14th April: Trengwainton
|I found this Slender Speedwell in the playground at Pendeen. It's not a species that I've come across back in Oxon but I subsequently found it in a few other places in Cornwall|
The next day was similarly low key. As it was our last full day here we pottered around the cottage, finishing off our respective DIY tasks. In a quick wander about the Patch I did manage to spot a Peregrine flying away down the valley briefly but that was about it. In the afternoon we headed over to Trengwainton gardens for their Easter Egg Hunt day which the children were keen to do. We'd not visited there before but the gardens were lovely with a wonderful overgrown and unkempt feel. I managed to hear a couple of Nuthatches piping away in the woods - quite a rare bird for the Penwith area and which I've only seen before in the county at Golitha Falls.
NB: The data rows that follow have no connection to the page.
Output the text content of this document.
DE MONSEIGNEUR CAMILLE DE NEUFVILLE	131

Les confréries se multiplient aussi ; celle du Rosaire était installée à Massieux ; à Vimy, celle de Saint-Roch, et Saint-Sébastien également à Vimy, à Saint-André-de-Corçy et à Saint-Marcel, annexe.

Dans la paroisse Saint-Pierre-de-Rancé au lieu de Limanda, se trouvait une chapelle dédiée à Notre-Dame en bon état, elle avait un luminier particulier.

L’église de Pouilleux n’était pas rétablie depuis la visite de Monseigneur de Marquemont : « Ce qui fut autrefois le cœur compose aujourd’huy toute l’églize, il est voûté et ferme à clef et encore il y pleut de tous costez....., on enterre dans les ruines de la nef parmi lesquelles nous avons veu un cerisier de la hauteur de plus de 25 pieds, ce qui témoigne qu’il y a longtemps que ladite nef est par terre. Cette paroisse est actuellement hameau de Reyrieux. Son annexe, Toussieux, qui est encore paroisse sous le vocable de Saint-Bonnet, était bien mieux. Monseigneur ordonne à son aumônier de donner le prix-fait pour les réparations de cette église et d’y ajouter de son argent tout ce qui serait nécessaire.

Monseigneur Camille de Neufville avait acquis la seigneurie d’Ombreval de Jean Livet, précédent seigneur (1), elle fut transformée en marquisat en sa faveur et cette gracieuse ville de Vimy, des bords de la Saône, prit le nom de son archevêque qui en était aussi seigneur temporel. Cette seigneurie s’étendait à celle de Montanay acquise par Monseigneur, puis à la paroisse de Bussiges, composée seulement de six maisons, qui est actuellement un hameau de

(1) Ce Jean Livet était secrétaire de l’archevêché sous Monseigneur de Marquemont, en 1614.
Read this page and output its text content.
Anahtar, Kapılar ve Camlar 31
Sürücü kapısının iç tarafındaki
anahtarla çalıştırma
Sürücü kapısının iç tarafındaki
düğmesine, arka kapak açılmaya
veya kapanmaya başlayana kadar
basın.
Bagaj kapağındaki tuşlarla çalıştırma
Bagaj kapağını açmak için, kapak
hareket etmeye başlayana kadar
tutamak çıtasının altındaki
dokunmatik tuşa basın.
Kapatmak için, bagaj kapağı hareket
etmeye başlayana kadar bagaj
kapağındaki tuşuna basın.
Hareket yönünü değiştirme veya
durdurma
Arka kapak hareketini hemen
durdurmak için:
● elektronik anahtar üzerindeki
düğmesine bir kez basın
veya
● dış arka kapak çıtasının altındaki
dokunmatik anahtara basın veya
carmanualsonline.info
The Trengwainton café turned out to be superb with a great range of gluten free cakes and scones so we spent quite some time there before eventually heading back to the cottage to start packing up.
15th April: Back Home
|I didn't bring my moth trap down with me but this Early Thorn came to the porch light this evening|
15th April: Back Home
On Saturday it was time the usual laborious packing up process. As usual it took far longer than we expected and things were further delayed when we were just about to leave Penzance only to realise that we'd left something behind so it was back to Pendeen once more. Finally at around midday we were properly on the way. Our journey back was uneventful and the roads were mercifully free from traffic so we made good time, arriving back in time for afternoon tea.